It is a time-honored tradition among Wizards. Preparing Time Stop as your 9th level spell so that you can fill a room with time bombs and watch the whole conflagration go off at once like a mischievous kid on Independence Day. Since playing with time invariably results in breaking laws of physics and fantasy, let’s take a look at how this trope was treated in 5th Edition Dungeons & Dragons.
John Cleese named his character “Tim” after forgetting his line in Monty Python and the Holy Grail
Time Stop stops time (Player’s Handbook 283):
“You briefly stop the flow of time…”
Time Stop ends if you try to tie a bad guy’s shoelaces together:
“This spell ends if one of the actions you use during this period, or any effects that you create during this period, affects a creature other than you…”
Delayed Blast Fireball explodes when your concentration ends (Player’s Handbook 231):
“When the spell ends, either because your concentration is broken or because you decide to end it, the bead blossoms with a low roar into an explosion of flame that spreads around corners.”
Concentration is broken if you cast another concentration spell (Player’s Handbook 203):
“The following factors can break concentration:
Casting another spell that requires concentration. You lose concentration on a spell if you cast another spell that requires concentration. You can’t concentrate on two spells at once.”
Neither Time Stop, Delayed Blast Fireball, nor Concentration appear in the Player’s Handbook errata (2017), so these are the rules we’re working with.
What Does It All Mean?
It comes down to whether you think the Delayed Blast Fireball expands while time is stopped. Either:
- It’s possible because the Delayed Blast Fireball explosion does not happen until time resumes at the conclusion of Time Stop; or
- It’s not possible because dropping concentration on Delayed Blast Fireball causes an explosion, which triggers Time Stop’s “affect a creature” clause and ends the stasis.
Time and Explosions
The concentration section states that concentration is broken if you cast another spell requiring concentration. It does not require you to drop concentration before commencing concentrating on a new spell. The concentration exchange between spells occurs simultaneously.

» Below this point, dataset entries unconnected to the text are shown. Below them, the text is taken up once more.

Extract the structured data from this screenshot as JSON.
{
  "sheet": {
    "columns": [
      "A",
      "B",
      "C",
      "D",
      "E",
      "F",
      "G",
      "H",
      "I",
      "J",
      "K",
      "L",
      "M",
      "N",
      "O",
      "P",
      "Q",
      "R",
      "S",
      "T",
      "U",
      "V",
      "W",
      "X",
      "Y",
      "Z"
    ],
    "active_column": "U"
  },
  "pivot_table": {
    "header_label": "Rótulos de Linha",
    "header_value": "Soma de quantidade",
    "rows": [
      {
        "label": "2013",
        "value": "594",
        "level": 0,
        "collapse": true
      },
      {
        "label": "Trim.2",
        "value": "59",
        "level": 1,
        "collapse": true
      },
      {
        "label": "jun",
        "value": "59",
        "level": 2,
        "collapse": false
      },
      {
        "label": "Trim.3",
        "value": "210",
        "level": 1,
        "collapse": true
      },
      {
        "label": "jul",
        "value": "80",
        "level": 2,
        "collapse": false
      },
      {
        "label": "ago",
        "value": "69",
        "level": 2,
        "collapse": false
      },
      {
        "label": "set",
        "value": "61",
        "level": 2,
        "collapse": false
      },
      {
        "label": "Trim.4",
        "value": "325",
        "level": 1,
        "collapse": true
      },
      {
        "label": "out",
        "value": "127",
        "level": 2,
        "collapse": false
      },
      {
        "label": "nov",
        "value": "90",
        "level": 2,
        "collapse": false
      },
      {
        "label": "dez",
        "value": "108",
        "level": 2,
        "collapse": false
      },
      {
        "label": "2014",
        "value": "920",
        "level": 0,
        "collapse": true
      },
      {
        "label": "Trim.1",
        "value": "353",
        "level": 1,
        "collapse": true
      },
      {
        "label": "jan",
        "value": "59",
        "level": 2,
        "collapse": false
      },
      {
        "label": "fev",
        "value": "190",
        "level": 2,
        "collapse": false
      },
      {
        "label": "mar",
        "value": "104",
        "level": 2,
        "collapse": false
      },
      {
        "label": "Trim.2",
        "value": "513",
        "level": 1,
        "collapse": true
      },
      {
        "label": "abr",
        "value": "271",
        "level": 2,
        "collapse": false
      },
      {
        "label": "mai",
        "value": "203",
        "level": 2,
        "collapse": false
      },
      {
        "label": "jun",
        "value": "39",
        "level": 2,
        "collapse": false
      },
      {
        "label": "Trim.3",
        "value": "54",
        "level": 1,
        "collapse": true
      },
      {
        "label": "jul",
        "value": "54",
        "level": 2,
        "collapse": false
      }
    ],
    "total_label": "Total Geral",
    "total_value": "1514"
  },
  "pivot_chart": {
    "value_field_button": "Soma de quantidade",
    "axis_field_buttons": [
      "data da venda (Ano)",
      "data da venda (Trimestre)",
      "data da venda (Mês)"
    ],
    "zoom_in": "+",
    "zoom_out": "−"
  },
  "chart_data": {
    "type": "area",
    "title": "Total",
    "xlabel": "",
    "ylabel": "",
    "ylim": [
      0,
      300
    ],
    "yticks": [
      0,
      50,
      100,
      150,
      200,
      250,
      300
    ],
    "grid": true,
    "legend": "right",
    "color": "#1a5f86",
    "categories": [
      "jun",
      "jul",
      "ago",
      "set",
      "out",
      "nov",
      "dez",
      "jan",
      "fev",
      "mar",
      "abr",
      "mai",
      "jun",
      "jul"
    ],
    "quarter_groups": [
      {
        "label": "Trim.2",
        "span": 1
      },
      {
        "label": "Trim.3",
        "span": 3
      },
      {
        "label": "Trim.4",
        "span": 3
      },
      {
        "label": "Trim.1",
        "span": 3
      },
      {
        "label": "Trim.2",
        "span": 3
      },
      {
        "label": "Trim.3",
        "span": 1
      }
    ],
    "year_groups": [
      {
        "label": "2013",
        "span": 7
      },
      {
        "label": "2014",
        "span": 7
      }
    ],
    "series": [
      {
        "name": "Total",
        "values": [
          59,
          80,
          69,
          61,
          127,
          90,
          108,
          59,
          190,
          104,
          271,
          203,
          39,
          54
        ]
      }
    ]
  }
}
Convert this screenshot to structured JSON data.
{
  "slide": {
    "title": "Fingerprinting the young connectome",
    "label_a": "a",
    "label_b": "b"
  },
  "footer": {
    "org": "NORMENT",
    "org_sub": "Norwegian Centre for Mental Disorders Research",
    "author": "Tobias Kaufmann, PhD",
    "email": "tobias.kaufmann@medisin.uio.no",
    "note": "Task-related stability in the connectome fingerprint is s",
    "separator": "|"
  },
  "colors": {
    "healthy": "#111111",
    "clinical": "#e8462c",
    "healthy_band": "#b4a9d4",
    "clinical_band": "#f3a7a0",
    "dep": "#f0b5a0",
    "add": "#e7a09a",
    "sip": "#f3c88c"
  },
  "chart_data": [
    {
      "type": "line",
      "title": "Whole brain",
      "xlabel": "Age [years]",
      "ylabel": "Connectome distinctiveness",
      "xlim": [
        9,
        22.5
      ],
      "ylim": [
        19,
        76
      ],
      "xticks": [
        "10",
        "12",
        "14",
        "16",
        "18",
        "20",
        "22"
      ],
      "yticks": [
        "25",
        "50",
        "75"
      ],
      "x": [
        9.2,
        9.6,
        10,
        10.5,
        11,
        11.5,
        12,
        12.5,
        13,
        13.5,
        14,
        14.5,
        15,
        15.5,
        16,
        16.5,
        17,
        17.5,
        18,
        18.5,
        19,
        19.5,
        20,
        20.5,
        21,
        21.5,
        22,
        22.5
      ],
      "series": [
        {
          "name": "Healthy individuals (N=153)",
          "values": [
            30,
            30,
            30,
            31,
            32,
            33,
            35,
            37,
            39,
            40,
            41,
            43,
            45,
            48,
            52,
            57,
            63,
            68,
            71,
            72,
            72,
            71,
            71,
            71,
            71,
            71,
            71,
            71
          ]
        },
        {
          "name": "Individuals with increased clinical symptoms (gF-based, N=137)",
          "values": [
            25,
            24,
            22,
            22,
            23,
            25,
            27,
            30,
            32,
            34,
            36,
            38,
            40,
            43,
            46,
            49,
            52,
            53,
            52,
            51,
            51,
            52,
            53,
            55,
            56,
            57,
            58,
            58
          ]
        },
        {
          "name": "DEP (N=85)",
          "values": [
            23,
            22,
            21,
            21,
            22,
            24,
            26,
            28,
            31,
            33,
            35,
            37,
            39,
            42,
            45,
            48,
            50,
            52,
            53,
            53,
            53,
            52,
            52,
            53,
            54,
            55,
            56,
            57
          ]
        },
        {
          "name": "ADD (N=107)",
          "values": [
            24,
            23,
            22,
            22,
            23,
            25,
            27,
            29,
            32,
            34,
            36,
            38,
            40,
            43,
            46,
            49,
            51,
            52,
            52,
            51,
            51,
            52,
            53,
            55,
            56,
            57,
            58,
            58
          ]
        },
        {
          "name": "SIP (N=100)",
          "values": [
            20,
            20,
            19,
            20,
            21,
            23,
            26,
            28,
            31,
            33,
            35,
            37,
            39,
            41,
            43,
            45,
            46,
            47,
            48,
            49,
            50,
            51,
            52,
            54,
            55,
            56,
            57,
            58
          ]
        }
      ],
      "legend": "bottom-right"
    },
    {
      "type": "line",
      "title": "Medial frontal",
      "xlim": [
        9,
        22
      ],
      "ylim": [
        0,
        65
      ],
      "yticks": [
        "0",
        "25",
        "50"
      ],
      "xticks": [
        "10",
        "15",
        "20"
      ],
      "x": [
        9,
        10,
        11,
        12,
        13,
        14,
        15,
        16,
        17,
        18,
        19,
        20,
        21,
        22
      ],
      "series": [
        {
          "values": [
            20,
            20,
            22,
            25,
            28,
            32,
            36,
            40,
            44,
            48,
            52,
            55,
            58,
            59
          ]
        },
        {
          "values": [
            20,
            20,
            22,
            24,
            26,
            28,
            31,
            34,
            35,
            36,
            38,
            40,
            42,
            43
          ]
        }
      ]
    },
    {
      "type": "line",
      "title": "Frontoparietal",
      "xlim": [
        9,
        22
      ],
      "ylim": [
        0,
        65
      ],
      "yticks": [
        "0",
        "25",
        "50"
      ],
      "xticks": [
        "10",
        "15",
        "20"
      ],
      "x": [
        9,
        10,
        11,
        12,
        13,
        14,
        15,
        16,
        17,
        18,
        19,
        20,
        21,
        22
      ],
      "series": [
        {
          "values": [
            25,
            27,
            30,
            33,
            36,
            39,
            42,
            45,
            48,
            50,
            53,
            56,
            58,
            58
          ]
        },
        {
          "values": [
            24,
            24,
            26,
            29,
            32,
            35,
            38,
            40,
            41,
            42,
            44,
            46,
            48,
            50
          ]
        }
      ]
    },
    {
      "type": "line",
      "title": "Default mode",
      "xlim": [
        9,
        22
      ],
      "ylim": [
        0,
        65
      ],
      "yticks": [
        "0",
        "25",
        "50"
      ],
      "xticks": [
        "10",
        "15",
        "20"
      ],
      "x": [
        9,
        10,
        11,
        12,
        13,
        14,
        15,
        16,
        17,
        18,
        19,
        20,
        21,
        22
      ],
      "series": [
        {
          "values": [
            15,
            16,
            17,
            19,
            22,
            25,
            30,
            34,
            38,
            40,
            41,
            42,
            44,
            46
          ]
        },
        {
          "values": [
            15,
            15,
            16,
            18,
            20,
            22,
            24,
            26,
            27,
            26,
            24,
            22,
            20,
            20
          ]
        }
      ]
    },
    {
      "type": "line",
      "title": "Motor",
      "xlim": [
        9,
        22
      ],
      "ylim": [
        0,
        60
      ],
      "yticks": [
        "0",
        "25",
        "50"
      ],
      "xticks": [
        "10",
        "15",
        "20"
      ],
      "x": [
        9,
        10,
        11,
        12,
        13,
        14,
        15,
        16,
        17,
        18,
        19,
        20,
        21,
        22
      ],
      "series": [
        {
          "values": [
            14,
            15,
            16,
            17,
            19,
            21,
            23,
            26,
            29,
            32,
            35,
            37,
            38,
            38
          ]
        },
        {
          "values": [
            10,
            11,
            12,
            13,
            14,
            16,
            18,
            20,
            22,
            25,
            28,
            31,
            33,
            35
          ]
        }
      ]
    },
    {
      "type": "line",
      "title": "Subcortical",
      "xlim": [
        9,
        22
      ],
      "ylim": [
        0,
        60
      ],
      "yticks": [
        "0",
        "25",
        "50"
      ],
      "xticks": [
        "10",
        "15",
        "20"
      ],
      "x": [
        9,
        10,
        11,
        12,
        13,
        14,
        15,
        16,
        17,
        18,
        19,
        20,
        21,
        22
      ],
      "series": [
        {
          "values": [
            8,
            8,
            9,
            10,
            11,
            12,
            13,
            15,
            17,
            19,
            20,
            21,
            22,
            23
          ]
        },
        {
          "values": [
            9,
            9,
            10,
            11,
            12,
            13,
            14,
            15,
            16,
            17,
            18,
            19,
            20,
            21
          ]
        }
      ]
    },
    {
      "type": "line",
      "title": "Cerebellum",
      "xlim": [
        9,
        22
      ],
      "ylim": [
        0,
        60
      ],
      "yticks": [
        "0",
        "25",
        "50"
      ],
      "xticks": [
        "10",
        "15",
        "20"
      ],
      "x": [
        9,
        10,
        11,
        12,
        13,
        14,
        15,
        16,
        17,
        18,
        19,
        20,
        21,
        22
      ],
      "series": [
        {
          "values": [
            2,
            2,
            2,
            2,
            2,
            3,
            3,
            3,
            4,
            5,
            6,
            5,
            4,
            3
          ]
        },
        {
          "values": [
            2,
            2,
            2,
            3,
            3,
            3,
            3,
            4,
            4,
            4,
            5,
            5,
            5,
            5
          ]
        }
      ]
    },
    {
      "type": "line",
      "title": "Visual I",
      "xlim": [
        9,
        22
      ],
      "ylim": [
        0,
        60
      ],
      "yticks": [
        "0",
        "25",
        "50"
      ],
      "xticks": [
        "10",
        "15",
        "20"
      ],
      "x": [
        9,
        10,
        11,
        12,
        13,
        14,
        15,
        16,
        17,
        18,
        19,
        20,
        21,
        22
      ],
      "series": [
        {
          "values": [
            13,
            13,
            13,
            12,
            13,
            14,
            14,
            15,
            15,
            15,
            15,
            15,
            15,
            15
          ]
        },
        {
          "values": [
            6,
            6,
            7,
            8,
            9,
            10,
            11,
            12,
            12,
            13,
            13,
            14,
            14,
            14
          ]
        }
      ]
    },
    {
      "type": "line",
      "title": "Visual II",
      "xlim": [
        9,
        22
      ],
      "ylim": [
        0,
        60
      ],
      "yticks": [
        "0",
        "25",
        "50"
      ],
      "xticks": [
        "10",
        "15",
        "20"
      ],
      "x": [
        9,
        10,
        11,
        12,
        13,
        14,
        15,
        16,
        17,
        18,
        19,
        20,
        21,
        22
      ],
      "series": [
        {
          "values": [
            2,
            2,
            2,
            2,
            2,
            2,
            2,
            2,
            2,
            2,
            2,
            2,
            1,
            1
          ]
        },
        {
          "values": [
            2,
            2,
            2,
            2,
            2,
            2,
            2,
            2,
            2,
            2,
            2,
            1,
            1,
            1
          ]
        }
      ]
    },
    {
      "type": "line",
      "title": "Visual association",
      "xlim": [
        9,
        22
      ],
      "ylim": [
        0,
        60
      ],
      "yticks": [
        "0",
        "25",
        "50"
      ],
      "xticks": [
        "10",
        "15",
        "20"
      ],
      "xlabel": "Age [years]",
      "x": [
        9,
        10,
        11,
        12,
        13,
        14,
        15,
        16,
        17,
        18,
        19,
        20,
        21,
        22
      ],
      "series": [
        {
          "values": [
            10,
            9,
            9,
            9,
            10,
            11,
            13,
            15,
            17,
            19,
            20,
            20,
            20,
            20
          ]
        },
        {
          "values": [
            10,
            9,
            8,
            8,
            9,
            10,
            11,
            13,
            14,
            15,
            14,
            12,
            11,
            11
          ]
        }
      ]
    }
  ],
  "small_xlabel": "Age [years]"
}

This distinction is important because there is no temporal component to the exchange of concentration. A Wizard can weave in and out of concentration spells during Time Stop. Normally, this doesn’t matter because most spells go away when concentration is dropped.
But Delayed Blast Fireball is a different animal. Unlike concentration which is time-agnostic, Delayed Blast Fireball ties its explosion to when concentration is dropped. Was the use of “when” intentionally distinguished from “if” to indicate that a Delayed Blast Fireball will not explode while time is stopped? The flavor given to Delayed Blast Fireball suggests that it is something that happens over the course of time: it “blossoms” into an “explosion” that “spreads.”
What Else is Delayed Blast Fireball Good For?
From a mechanical perspective, if we don’t allow Delayed Blast Fireballs to be stacked during Time Stop, they aren’t any better than regular old Fireball.
Let’s consider both in a vacuum. When Fireball is scaled up to level 7 to match Delayed Blast Fireball, both deal 12d6 fire damage. Delayed Blast Fireball may do an extra 1d6 if the bead hasn’t exploded by the end of your turn, but at the expense of giving your opponent an opportunity to return to sender. The risk is hardly worth a few extra damage.
The real benefit is that you get to hold onto the Delayed Blast Fireball for up to a minute by concentrating. But wait, can’t you already do that by readying a Fireball? Ready is technically a one-turn combat action (Player’s Handbook 193). However, there’s no stated direction for what happens if the trigger does not occur. It just says, “If your concentration is broken, the spell dissipates without taking effect.” Further, there is no instruction for using the spell if the trigger does not occur. To me, this suggests that the spellcaster can maintain their concentration until the trigger occurs, holding the spell in abeyance.
Lead Rules Designer Jeremy Crawford has weighed on the issue of maintaining a readied spell. He says that the spell is lost if not used before the spellcaster’s next turn. While this interpretation may have been the Rules as Intended (RAI), it is not Rules as Written (RAW) because the Player’s Handbook is actually silent on this issue. For what it’s worth, Mr. Crawford acknowledges that he allows spellcasters to use their action on a subsequent turn to maintain the readied spell. I submit this practice is what naturally flows from the text.
So go ahead. Let the Wizard blow stuff up. At least they didn’t prepare Wish.